The grounds were in the shadow of the towering Memorial Tower, the typical large bell tower on a college campus, reminiscent of Florida’s Century Tower:
(Yes that’s a large inflatable Tony Chachere mascot on the right) And here’s a closeup of the tower:
After an hour at the parade grounds we walked around so much that I thought my name was “Tiger Bait” — so prevalent was the chant lobbed at us from multiple members of the LSU faithful. It was time to head inside that pantheon of concrete and steel.
My seats were close to God, it was pretty hot and the tickets were way too pricey for my college budget but that’s not what mattered and was the farthest thing from my mind as both teams took to the field and the game neared kickoff.
Football is as ingrained into the souls of those in south as anything.
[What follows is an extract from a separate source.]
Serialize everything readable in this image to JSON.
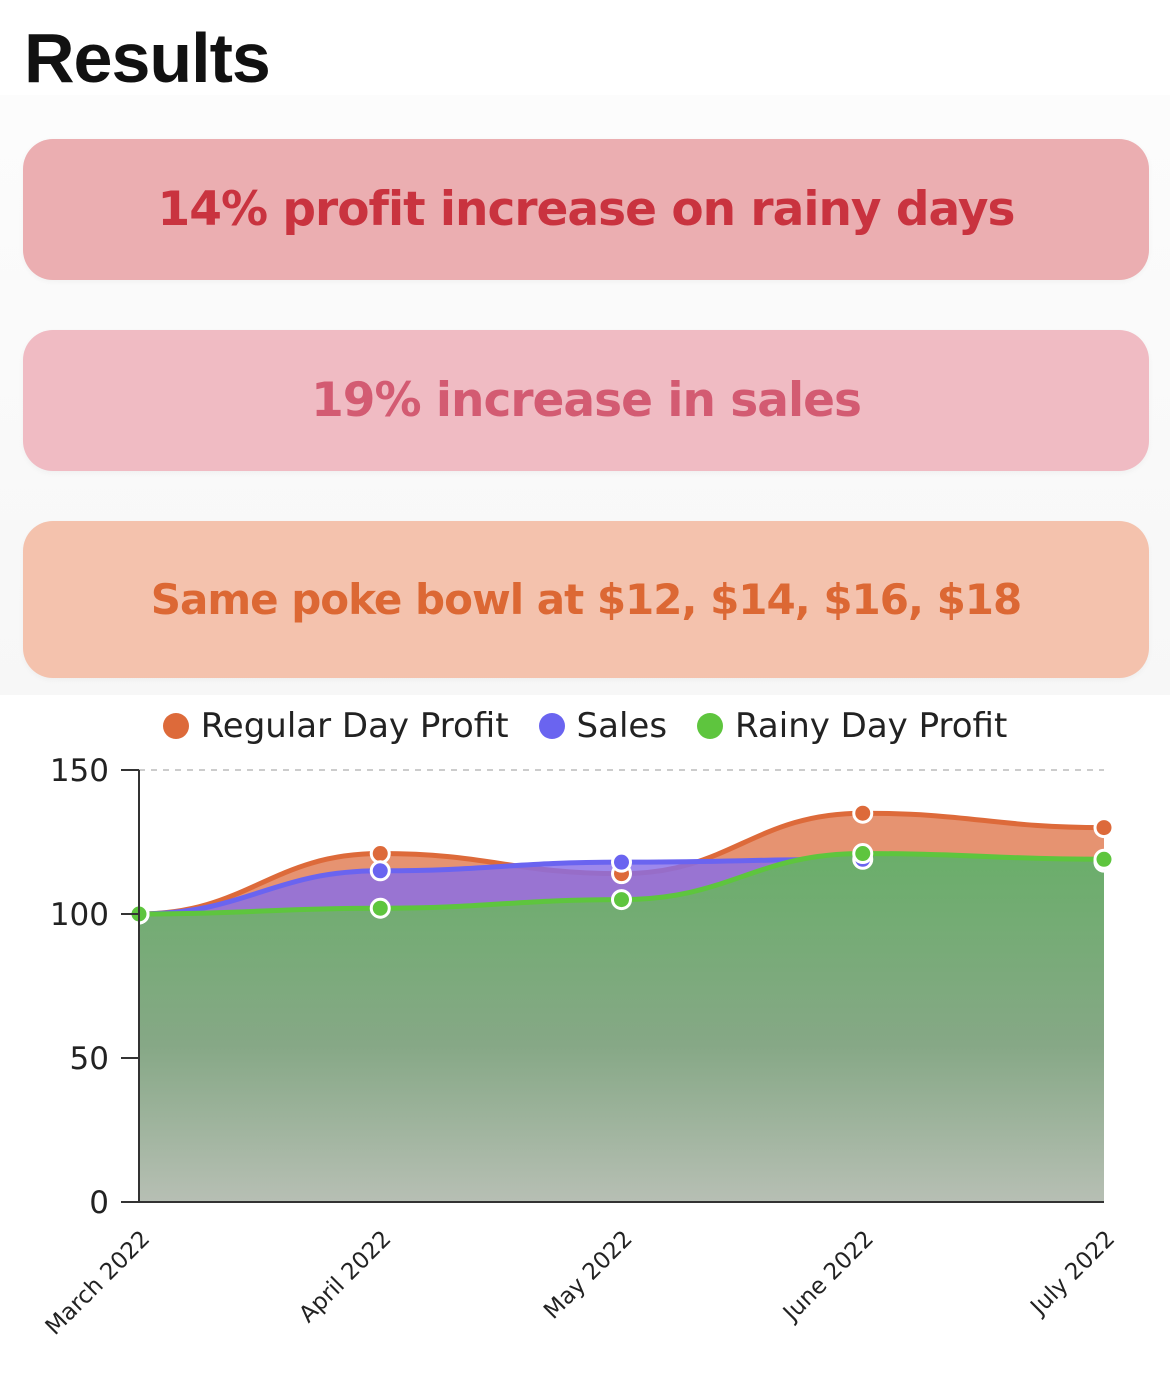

They start ‘em early around those parts too, like the boy who looked to be about eight years old and spent more time yelling things at the Florida section than he did watching the game; or the bearded gentleman that repeatedly yelled “Scoreboard!” to any Gator in his general vicinity.
The pride and the passion of the LSU faithful lived up to expectations. The hospitality exceeded even my wildest dreams and a few bad apples in the bleachers couldn’t ruin that.
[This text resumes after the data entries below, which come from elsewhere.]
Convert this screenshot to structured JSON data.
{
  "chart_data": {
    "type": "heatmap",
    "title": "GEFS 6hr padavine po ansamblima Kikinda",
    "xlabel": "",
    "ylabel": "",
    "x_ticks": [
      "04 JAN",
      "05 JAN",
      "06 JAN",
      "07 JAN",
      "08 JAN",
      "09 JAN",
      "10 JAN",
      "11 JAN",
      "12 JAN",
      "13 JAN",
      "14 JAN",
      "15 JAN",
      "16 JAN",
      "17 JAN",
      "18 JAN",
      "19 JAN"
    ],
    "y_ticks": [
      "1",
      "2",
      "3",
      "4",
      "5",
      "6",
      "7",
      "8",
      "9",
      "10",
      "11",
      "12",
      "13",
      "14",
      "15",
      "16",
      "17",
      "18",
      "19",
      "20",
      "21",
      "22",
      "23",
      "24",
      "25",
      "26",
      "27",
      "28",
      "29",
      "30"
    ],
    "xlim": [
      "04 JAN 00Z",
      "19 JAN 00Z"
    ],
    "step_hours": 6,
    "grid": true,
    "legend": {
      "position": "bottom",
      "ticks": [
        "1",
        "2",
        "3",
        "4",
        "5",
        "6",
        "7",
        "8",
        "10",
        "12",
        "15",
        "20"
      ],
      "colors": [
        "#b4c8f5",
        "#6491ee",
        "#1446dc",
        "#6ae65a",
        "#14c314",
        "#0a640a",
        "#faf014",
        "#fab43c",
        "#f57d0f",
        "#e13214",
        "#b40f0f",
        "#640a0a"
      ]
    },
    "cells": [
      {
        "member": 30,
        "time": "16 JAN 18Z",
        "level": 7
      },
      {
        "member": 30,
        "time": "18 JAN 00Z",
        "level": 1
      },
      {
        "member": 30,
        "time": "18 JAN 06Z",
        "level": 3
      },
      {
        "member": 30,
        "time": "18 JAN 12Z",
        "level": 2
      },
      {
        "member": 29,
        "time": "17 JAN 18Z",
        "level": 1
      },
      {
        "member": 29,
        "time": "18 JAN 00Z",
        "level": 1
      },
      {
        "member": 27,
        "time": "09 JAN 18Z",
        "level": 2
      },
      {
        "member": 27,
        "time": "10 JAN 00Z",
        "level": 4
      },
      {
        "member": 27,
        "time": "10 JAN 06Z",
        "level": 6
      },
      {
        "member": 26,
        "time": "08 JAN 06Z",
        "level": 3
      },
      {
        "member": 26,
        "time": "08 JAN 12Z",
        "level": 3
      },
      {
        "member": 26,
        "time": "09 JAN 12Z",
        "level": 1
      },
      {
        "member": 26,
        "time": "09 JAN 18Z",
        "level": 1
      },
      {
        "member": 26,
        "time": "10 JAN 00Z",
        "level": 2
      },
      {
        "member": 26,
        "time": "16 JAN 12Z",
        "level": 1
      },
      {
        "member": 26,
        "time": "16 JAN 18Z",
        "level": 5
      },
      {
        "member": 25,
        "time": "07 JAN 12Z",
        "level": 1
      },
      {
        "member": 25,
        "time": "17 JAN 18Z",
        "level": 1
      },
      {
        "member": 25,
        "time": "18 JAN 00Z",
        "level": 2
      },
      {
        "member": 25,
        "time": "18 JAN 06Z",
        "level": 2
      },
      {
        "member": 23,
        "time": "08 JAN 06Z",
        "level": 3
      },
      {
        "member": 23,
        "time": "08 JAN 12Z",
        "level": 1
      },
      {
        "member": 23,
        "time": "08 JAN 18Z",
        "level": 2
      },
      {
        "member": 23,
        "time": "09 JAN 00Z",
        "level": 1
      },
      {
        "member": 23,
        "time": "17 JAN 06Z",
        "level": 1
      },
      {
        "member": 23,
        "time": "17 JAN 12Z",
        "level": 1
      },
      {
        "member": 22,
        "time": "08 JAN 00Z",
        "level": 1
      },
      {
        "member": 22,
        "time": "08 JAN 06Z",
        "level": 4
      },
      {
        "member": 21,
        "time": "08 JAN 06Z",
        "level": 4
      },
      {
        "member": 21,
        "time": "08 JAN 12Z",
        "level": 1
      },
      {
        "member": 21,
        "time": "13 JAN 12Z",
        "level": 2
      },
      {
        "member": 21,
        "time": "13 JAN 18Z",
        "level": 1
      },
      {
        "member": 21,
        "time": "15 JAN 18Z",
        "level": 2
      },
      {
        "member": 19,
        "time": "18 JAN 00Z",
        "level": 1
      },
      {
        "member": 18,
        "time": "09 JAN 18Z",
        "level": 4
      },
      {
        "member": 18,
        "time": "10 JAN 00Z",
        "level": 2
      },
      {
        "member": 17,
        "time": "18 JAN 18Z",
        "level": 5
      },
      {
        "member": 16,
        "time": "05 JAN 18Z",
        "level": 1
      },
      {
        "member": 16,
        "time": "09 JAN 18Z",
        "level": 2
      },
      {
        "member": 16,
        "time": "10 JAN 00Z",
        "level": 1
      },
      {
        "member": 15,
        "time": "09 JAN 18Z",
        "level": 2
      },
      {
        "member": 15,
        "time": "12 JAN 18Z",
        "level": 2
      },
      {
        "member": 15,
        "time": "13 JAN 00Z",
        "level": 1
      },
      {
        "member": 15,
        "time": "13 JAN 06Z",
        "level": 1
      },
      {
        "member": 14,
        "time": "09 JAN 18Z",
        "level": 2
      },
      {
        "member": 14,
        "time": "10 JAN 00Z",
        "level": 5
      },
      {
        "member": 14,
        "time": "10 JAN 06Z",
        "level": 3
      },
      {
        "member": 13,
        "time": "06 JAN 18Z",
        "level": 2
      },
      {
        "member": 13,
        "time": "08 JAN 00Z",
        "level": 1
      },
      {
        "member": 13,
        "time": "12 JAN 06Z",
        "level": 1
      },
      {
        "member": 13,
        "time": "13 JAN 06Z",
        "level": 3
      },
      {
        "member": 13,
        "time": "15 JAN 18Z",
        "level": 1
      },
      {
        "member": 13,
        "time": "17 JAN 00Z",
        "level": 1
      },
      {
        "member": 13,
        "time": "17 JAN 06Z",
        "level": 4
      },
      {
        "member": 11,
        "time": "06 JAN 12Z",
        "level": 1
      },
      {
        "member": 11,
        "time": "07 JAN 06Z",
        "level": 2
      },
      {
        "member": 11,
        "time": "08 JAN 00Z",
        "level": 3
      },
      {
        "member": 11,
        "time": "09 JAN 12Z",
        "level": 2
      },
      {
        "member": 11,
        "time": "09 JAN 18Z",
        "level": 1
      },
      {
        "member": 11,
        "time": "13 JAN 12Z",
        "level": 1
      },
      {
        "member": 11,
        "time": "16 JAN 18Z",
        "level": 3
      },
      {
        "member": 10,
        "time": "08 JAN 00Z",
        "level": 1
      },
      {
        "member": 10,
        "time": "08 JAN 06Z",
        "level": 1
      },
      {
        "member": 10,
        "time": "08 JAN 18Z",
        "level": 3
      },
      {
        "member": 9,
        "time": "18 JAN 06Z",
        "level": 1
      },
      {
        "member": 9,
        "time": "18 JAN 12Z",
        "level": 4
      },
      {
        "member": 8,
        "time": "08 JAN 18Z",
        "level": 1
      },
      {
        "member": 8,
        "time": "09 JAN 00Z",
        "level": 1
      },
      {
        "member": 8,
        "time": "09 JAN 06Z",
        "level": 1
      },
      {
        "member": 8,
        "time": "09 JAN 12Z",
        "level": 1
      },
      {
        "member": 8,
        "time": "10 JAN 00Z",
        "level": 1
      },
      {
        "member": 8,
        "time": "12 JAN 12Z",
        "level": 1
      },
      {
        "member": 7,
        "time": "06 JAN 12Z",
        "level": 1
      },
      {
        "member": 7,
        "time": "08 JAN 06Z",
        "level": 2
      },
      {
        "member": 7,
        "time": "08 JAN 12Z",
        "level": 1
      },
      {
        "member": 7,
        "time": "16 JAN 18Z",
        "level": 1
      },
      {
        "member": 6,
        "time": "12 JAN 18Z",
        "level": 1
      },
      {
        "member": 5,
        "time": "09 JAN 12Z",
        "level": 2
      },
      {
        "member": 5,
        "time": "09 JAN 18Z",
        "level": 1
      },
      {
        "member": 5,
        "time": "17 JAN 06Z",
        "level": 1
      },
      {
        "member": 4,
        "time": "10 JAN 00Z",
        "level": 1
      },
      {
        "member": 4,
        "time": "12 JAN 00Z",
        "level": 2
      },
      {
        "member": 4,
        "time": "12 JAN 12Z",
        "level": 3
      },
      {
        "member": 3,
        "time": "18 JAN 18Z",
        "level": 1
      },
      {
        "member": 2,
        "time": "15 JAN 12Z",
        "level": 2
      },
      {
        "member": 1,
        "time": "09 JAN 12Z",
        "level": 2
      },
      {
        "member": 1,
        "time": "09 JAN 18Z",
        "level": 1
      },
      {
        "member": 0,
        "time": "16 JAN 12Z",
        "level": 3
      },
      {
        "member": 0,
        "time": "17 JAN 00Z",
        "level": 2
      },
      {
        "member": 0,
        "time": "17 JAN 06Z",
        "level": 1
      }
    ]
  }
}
Florida came up short, but as were leaving an elderly Tiger fan apologized to us for the young boy and the drunken guy. She said all LSU fans weren’t like that. I thanked her for her kind words and that I appreciated the fact that she went out of her way to say that. We headed down the ramps for what seemed like a very long walk from the top of Tiger stadium to the bottom.
It was a long day but as we boarded the bus to head back to New Orleans, the sun had already found its home in the western sky and it was Saturday night in Death Valley once more.